Throughout Europe, regulated providers equivalent to crypto custody and settlement are being launched by legacy exchanges and monetary teams beneath the Markets in Crypto-Property Rules (MiCA). Within the UK, HSBC’s blockchain platform was chosen to assist pilot issuances of tokenized authorities bonds.

In that backdrop of institutional adoption, some corporations working to bridge banks and blockchain declare that the challenges that result in account freezes are linked to tooling gaps and threat frameworks inside banks.

“The issue is that there’s an enormous quantity of friction as a result of conventional banks don’t actually have the interior infrastructure to interpret blockchain knowledge in a means that matches inside their present threat and compliance frameworks,” Eyal Daskal, CEO of Crymbo — a blockchain infrastructure platform for establishments — informed Cointelegraph.

He described the scenario as one the place banks typically default to precautionary measures as a result of they lack the flexibility to hyperlink onchain exercise with the id and compliance alerts they depend on:

“If crypto is concerned, they block the account and deal with it as out of scope.
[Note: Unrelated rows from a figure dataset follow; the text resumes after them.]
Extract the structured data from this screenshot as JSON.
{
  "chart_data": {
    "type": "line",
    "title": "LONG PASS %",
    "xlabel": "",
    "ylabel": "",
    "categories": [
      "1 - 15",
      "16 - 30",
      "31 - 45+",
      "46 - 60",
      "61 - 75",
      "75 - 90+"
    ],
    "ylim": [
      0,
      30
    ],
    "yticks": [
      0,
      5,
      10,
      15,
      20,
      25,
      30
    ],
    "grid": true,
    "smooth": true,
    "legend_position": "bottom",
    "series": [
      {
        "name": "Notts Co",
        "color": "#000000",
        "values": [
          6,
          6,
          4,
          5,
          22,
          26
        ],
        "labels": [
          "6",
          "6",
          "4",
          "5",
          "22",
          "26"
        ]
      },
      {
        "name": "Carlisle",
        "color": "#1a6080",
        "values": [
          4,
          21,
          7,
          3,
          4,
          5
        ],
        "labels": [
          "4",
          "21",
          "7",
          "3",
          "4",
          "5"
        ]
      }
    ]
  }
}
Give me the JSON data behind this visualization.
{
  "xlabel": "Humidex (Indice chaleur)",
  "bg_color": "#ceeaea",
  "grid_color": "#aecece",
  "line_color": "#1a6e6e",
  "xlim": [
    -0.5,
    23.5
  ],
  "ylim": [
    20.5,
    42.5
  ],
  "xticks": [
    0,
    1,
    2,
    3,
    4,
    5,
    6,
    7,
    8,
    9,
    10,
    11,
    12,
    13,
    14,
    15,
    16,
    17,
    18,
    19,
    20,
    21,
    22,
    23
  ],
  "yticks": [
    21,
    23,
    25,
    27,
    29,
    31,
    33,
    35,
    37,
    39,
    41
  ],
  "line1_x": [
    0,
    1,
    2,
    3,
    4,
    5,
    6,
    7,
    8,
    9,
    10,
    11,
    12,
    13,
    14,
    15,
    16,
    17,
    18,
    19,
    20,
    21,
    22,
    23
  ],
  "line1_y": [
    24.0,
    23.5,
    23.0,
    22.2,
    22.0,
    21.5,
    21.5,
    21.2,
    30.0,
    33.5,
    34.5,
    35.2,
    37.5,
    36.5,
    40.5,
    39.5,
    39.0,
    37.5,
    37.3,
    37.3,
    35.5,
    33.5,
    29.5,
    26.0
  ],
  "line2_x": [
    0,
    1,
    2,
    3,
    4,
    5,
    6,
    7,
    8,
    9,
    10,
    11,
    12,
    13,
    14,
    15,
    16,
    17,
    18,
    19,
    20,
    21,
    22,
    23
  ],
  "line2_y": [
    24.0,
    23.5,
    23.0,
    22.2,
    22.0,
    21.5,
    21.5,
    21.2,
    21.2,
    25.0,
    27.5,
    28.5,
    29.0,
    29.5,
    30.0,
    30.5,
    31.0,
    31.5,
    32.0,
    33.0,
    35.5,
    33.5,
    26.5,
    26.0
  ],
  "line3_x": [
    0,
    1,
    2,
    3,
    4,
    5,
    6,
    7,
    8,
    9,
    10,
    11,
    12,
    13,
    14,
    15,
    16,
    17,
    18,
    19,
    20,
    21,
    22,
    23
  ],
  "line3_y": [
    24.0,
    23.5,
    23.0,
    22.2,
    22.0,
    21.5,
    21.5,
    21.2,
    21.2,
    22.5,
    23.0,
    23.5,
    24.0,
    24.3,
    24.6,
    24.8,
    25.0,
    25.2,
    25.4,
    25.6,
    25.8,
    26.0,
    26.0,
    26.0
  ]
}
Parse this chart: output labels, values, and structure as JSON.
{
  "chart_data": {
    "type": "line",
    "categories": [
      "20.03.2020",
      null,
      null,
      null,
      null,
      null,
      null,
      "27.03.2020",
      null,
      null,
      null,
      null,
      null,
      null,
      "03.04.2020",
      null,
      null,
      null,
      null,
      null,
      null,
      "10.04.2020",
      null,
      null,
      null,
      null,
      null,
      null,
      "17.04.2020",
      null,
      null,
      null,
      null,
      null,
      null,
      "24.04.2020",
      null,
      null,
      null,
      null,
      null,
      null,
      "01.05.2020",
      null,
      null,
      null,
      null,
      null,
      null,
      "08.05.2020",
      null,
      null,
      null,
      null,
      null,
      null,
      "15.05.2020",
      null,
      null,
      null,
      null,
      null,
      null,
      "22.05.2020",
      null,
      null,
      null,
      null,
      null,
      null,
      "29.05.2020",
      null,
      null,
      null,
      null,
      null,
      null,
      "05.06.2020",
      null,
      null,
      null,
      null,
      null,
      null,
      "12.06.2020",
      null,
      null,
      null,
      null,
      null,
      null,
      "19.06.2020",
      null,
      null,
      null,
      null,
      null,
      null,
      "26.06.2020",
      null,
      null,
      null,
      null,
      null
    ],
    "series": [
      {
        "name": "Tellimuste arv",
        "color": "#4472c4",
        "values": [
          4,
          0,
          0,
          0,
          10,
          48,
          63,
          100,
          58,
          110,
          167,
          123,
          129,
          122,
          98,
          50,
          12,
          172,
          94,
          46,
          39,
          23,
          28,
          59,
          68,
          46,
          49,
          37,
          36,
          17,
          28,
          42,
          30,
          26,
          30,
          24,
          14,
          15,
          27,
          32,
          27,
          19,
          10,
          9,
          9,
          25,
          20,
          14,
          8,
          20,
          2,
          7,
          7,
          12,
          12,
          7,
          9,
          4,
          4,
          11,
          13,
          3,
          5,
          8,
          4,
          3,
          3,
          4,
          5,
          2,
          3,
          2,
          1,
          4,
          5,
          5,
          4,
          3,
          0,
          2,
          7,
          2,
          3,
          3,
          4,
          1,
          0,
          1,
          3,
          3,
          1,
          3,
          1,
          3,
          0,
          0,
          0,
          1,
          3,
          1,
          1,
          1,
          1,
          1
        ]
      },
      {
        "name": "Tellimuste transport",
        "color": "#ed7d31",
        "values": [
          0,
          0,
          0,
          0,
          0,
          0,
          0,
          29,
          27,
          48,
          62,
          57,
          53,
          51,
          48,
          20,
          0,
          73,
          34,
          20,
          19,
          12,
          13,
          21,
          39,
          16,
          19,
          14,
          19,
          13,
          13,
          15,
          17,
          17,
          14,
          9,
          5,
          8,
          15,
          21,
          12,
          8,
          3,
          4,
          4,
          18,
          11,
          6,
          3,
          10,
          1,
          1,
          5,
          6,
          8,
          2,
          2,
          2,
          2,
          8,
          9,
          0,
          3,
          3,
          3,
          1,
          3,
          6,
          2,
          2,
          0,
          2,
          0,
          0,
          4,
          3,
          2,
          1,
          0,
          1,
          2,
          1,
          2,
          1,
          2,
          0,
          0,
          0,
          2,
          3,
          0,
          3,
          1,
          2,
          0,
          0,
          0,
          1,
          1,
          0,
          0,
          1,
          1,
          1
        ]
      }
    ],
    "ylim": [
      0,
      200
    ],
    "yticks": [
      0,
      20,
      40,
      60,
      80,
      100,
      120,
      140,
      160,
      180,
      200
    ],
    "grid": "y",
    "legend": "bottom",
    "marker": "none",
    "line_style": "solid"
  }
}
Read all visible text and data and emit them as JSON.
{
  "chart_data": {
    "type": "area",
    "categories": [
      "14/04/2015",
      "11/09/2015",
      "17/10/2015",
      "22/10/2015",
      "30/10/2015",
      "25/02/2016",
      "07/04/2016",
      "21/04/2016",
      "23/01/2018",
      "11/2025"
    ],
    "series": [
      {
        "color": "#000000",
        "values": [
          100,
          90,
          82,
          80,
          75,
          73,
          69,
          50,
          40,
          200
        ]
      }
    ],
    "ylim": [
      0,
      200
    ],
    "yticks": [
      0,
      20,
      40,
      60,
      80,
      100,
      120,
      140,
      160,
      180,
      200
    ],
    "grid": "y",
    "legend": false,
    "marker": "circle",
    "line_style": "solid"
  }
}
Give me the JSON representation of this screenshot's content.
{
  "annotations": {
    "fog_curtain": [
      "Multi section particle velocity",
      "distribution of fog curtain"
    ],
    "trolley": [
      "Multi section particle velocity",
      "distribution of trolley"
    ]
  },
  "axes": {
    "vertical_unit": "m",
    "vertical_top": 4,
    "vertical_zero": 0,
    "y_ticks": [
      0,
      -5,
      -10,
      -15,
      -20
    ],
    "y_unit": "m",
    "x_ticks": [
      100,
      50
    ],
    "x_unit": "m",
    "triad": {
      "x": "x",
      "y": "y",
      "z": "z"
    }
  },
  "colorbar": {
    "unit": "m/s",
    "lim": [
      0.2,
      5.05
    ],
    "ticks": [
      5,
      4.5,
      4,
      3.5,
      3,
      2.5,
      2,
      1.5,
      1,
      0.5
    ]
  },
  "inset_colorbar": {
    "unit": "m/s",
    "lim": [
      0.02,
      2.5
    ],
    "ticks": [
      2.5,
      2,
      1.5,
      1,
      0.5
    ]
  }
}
It’s the best choice for them as a result of they don’t have the instruments to evaluate it correctly.”

Crypto is getting into the monetary mainstream, however for a lot of customers, entry to primary banking nonetheless is determined by whether or not a financial institution’s threat engine can perceive what occurs onchain. Till that hole closes, the trade’s institutional embrace and retail friction could proceed to coexist.